Sahana Devi's recollections of her sadhana and selected correspondence with Sri Aurobindo. The parts in Bengali were translated by Nirodbaran.
Sri Aurobindo : corresp.
THEME/S
MYSELF: Herewith a letter from a friend. She would like to come and settle here if you would accept her.
SRI AUROBINDO: The difficulty is that she seems to have vairagya for worldly life without any knowledge or special call for this yoga and this yoga and the life here are quite different things from ordinary yoga and ordinary Ashram. It is not a life of meditative retirement as elsewhere. Moreover it would be impossible for us to decide anything without seeing her and knowing at close hand what she is like. We are not just now taking more inmates into the Ashram except in a very few cases.
MYSELF: Sri Aurobindo, I have received a letter from another girl who had come for Darshan. You may remember that long ago she wrote once asking for shelter here. I have known her since her childhood. She wants now to come to do yoga. I have asked her to read your books, but she expects a reply. Will you let me know what to write?

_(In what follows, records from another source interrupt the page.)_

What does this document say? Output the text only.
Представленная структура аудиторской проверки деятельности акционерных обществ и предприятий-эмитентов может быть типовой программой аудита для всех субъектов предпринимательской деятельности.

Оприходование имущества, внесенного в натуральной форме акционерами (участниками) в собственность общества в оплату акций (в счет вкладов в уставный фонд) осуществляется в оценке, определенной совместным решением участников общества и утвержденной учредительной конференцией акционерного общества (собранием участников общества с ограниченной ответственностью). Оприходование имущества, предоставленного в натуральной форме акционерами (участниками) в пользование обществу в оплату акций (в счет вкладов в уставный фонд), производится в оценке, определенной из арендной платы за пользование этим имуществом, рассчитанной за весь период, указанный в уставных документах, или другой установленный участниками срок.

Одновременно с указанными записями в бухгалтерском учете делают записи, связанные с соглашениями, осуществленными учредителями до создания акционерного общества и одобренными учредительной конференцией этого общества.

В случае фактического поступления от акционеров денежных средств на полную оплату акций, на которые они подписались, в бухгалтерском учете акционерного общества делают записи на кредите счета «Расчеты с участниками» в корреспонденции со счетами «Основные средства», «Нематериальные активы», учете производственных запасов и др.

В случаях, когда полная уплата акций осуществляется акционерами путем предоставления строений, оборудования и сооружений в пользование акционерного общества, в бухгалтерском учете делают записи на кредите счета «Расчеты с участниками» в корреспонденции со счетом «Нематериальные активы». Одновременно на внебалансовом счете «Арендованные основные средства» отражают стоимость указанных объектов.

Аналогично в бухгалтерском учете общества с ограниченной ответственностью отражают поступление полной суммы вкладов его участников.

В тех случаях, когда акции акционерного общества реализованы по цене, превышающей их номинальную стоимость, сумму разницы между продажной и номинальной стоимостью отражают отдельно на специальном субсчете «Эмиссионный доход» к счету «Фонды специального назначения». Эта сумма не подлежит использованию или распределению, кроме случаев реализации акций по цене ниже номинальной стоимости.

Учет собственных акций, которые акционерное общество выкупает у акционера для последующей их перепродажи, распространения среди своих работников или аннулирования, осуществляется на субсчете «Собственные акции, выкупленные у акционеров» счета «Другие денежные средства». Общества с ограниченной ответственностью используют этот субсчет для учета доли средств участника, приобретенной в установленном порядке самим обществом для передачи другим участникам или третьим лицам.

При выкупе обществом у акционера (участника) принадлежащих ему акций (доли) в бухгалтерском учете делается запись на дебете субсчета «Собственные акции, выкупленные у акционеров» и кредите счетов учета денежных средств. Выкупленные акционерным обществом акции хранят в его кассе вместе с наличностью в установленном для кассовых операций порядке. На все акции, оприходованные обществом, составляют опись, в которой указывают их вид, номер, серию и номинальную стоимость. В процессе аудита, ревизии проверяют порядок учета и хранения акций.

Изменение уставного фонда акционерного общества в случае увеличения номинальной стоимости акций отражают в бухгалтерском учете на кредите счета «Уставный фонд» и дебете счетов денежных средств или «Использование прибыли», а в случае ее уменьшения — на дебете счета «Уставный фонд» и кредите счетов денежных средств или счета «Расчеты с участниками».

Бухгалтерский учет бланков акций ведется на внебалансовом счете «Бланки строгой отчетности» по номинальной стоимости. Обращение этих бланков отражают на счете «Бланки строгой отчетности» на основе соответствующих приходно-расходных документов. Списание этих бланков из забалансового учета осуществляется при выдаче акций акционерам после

SRI AUROBINDO: As for your friend, it is not possible to say that she can come here for that depends on many things which are not clearly present here. First, one must enter this Path or it must be seen that one is called to it; afterwards there is the question whether one is meant for the Ashram life here. The question about the family duties can be answered in this way — the family duties exist so long as one is in the ordinary consciousness of the Garhastha, if the call to spiritual life comes, whether one keeps to them or not depends partly upon the way of yoga one follows, partly on one’s own spiritual necessity. There are many who pursue inwardly the spiritual life and keep the family duties, not as social duties but as a field for the practice of Karmayoga, others abandon everything to follow the spiritual call or line and they are justified if that is necessary for the yoga they practise or if that is the imperative demand of the soul within them.

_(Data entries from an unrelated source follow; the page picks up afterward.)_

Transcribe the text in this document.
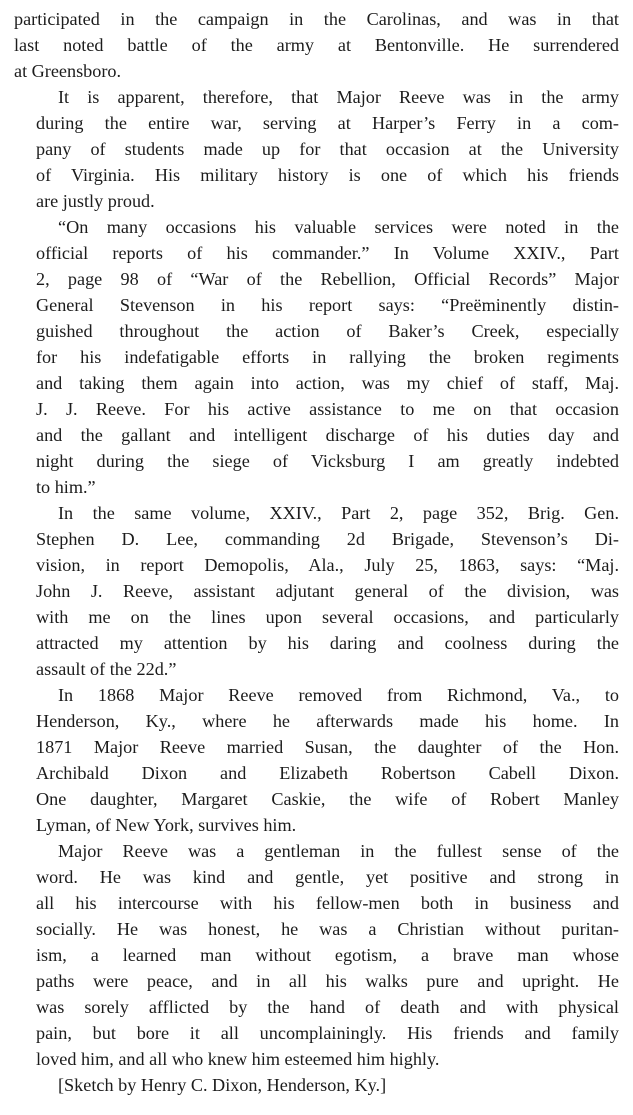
participated in the campaign in the Carolinas, and was in that
last noted battle of the army at Bentonville. He surrendered
at Greensboro.

It is apparent, therefore, that Major Reeve was in the army
during the entire war, serving at Harper’s Ferry in a com-
pany of students made up for that occasion at the University
of Virginia. His military history is one of which his friends
are justly proud.

“On many occasions his valuable services were noted in the
official reports of his commander.” In Volume XXIV., Part
2, page 98 of “War of the Rebellion, Official Records” Major
General Stevenson in his report says: “Preëminently distin-
guished throughout the action of Baker’s Creek, especially
for his indefatigable efforts in rallying the broken regiments
and taking them again into action, was my chief of staff, Maj.
J. J. Reeve. For his active assistance to me on that occasion
and the gallant and intelligent discharge of his duties day and
night during the siege of Vicksburg I am greatly indebted
to him.”

In the same volume, XXIV., Part 2, page 352, Brig. Gen.
Stephen D. Lee, commanding 2d Brigade, Stevenson’s Di-
vision, in report Demopolis, Ala., July 25, 1863, says: “Maj.
John J. Reeve, assistant adjutant general of the division, was
with me on the lines upon several occasions, and particularly
attracted my attention by his daring and coolness during the
assault of the 22d.”

In 1868 Major Reeve removed from Richmond, Va., to
Henderson, Ky., where he afterwards made his home. In
1871 Major Reeve married Susan, the daughter of the Hon.
Archibald Dixon and Elizabeth Robertson Cabell Dixon.
One daughter, Margaret Caskie, the wife of Robert Manley
Lyman, of New York, survives him.

Major Reeve was a gentleman in the fullest sense of the
word. He was kind and gentle, yet positive and strong in
all his intercourse with his fellow-men both in business and
socially. He was honest, he was a Christian without puritan-
ism, a learned man without egotism, a brave man whose
paths were peace, and in all his walks pure and upright. He
was sorely afflicted by the hand of death and with physical
pain, but bore it all uncomplainingly. His friends and family
loved him, and all who knew him esteemed him highly.

[Sketch by Henry C. Dixon, Henderson, Ky.]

MYSELF: Mother, my inborn idleness is still very cheerfully alive; but I am none the less desirous of offering myself through work. I was never devoted to work, especially household work — this big fault finds scope even when I remain in a good condition, while it is also true that I want to get rid of this idleness and turn a good worker. It seems I became one, and a habit also grew up but the frequent bouts of idleness unsettle that habit.
SRI AUROBINDO: Idleness must of course go — but sometimes I think you have pulled too much the other way. To be able to work with full energy is necessary — but to be able not to work is also necessary.
MYSELF: Mother, what is the colour of moonlight? Does it give the impression of a golden colour or a silver colour? My impression is that the light of the Sun is gold but the light of the moon is silvery. Is it not generally said “Silvery moon”? Of course in the moon sometimes one can see a little golden tint just when it begins to rise, but its light is always silver. Is it not so? Or is it sometimes golden?
SRI AUROBINDO: The moon itself is often golden, not always silvery. As for the light when it rests on the ground it is golden, in the air it is pale whitish blue.